Enquanto isso, a CEO da Sigma Lithium, Ana Cabral, foi tratada como estrela durante a Exposibram, maior evento do setor mineral, realizado em Belo Horizonte no mês passado. Além de ser mencionada como exemplo em diferentes mesas, suas participações foram marcadas por uma forte oratória, apresentações robustas e supostos exemplos de sustentabilidade. Em um dos paineis, a CEO chegou a dizer que a empresa recebeu “apoio maciço da comunidade”.
Sempre requisitada, Cabral era acompanhada de perto por sua equipe. Os pedidos de entrevista in loco feitos pelo Observatório da Mineração foram sistematicamente negados.
O Observatório da Mineração também entrou em contato com mais dois assessores da Sigma Lithium, por e-mail e WhatsApp, ao longo de uma semana, mas a cada contato um novo prazo era solicitado por eles. Os questionamentos feitos pela reportagem não foram respondidos até a data desta publicação. Caso respondam, o texto será atualizado.
Em meio às denúncias, Sigma se autodenomina “quíntuplo-zero” em sustentabilidade
Desde a chegada ao Vale do Jequitinhonha, a mineradora canadense vendeu o projeto como “verde”, “sustentável”, com “zero químicos”, “zero água potável”, “zero rejeitos” e “100% de prosperidade” para a região.
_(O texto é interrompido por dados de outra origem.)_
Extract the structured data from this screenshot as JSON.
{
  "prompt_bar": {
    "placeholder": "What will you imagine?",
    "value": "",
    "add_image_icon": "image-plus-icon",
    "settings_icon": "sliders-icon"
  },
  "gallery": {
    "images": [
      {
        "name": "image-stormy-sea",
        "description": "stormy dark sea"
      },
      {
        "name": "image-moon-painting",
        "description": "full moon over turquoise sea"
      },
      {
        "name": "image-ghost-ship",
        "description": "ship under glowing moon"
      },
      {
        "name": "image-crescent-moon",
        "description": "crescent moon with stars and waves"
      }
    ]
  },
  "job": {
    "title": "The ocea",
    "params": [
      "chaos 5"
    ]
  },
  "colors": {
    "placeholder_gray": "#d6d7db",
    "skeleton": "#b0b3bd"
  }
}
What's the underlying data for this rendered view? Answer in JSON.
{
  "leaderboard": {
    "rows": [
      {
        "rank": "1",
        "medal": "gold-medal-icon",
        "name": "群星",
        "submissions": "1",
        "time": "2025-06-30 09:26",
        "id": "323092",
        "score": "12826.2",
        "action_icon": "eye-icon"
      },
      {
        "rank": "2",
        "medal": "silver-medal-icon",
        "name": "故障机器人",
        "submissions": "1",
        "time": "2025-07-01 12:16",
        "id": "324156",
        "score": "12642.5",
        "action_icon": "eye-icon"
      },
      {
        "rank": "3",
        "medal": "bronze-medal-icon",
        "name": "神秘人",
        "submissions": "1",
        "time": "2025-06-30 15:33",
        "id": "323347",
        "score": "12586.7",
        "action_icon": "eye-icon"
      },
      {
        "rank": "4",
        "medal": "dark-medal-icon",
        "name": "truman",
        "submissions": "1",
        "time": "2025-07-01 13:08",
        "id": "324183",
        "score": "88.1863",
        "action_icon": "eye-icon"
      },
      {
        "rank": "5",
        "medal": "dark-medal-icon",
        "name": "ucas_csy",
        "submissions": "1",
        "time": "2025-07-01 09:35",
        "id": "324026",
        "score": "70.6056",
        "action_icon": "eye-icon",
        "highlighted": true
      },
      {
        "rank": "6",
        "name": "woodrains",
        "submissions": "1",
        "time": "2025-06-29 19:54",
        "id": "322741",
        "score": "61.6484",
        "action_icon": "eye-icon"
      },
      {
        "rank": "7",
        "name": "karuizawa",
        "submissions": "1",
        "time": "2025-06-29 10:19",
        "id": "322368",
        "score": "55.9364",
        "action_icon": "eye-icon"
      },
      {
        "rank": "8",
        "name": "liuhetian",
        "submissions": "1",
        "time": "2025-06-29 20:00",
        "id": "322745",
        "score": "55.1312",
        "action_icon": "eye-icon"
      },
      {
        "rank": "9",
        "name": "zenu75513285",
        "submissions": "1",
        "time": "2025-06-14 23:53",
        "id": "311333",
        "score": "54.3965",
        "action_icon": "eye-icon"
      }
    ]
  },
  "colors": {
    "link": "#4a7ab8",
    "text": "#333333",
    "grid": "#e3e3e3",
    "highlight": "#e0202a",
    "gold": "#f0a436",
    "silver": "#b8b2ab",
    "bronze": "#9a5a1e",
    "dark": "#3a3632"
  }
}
A propaganda, inclusive, foi reforçada com um rótulo chamativo durante a COP 28, em Dubai, no ano passado, quando a Sigma apresentou ao mundo a extração do lítio em sua planta com o que chama de “quíntuplo-zero”. Os documentos do licenciamento do projeto, porém, como já demonstrado nesta matéria, contradizem a narrativa da mineradora canadense.
Além dos rejeitos, a outorga concedida pela ANA à Sigma Lithium tem validade de 10 anos e permite o bombeamento de água do Rio Jequitinhonha durante 24 horas por dia. No total, a Sigma pode utilizar 3 milhões e 600 mil litros de água por dia.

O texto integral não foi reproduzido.